We just bought a solar charger two days ago, but it seems to be not charging after its initial run. So if it simply doesn’t work, then yes, we might take you up on that offer! Let you know in a few days.
Well that note from your AirBnB host is the most beautiful and adorable thing I have ever seen. Sounds like it’s a little stressful travelling right now but things will get better! You need a place like they have here in Portland called “Bike Farm” – it’s basically an all-volunteer-run bike repair place where you do the repairs yourself under the guidance of qualified bike mechanics. They have every piece of equipment imaginable (plus cables, oil, etc), and it costs virtually nothing to be a member. Super sweet. Travel safe!
That bike place would be awesome. We’re learning more and more about repair as things break, but a lot of it is from Youtube where the teacher can’t tell you if you’re doing it wrong.
The hostess of our Airbnb who wrote that note was even more adorable. She said ‘hai’ about 500 times with lots of bowing and giggling.
Good to know that Rei is being put to good use. Hope things go better for you guys from now on. Greetings from me and Sven (and Trudy) from sunny Germany.
Things seem to be becoming more manageable now that we’re on the mainland. I’ve been trying to keep up with diary writing, but we’re still often in a state of very little internet access. Right now we’re at Family Mart using 15-minute free bursts!
Historical fact. The Okinawans did not repel the attack. The Okinawans were caught in between the warring nations Imperial Japanese soldiers ultimately enslaved the local population, forcing young men into conscription and women into various duties to include nurses, field workers, and other not so humanly tasks.

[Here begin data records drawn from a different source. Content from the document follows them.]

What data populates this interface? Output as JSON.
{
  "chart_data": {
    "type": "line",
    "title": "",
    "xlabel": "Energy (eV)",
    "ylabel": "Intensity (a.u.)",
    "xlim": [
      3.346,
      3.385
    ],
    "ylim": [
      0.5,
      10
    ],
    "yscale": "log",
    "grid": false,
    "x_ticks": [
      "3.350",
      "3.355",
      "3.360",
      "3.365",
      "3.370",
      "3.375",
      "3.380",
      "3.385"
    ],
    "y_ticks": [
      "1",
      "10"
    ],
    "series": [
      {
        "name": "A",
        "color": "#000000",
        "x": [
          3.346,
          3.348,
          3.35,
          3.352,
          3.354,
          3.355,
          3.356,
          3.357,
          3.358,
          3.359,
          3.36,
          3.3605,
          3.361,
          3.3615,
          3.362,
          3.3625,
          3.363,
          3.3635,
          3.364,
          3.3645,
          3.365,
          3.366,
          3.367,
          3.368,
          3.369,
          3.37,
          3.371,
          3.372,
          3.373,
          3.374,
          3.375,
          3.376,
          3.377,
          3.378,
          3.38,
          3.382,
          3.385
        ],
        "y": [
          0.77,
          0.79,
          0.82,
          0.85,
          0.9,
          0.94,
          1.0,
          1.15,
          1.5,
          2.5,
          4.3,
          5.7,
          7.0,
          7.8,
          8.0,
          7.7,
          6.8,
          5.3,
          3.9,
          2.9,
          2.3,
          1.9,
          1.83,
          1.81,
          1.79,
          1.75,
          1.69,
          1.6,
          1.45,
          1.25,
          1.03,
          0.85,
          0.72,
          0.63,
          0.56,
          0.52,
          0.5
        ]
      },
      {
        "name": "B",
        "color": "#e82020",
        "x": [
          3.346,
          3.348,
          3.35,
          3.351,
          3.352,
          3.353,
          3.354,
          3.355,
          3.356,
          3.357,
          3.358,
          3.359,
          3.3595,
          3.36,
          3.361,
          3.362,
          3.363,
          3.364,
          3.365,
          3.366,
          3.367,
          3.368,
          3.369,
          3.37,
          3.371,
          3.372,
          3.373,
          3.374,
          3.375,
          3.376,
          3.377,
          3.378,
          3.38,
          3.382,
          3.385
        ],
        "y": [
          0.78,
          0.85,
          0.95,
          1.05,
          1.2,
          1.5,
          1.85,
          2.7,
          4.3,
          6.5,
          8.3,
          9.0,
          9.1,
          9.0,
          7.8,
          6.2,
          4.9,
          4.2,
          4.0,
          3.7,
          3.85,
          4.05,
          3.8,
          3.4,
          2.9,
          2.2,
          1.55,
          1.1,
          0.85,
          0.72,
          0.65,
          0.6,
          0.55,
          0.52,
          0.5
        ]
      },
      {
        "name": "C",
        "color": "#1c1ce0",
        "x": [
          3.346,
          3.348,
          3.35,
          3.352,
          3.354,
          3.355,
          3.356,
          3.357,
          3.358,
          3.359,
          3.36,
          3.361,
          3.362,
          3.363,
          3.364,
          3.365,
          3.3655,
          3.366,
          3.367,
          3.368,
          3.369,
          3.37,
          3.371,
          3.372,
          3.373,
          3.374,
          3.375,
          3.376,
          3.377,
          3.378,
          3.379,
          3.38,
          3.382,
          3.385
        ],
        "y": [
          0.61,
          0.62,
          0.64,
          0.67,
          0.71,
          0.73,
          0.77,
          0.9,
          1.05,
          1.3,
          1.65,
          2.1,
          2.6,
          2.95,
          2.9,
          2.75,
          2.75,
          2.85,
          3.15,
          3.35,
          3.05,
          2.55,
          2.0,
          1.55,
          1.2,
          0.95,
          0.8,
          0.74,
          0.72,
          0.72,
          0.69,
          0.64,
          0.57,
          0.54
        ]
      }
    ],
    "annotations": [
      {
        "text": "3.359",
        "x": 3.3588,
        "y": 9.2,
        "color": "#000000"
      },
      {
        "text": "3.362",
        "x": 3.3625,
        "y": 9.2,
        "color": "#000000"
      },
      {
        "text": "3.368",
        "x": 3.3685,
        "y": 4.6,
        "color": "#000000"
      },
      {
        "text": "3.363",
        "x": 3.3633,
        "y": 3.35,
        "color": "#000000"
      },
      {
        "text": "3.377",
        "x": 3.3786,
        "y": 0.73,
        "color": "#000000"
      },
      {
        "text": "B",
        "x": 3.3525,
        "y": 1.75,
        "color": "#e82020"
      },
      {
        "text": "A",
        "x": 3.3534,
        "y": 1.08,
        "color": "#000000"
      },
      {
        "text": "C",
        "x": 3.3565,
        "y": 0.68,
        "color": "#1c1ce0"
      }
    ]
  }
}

Additionally, there is a mix of young and old that either want or do not want the military here. I’ve lived here for over 15 years, wife is a local and thus speaking from experience. The Okinawan government pushes the anti military sentiment because they actualky think Okinawa can be like Hawaii even though there is stark contrast in what the locations provide. The Japanese government understands the strategic security relationship the military provides.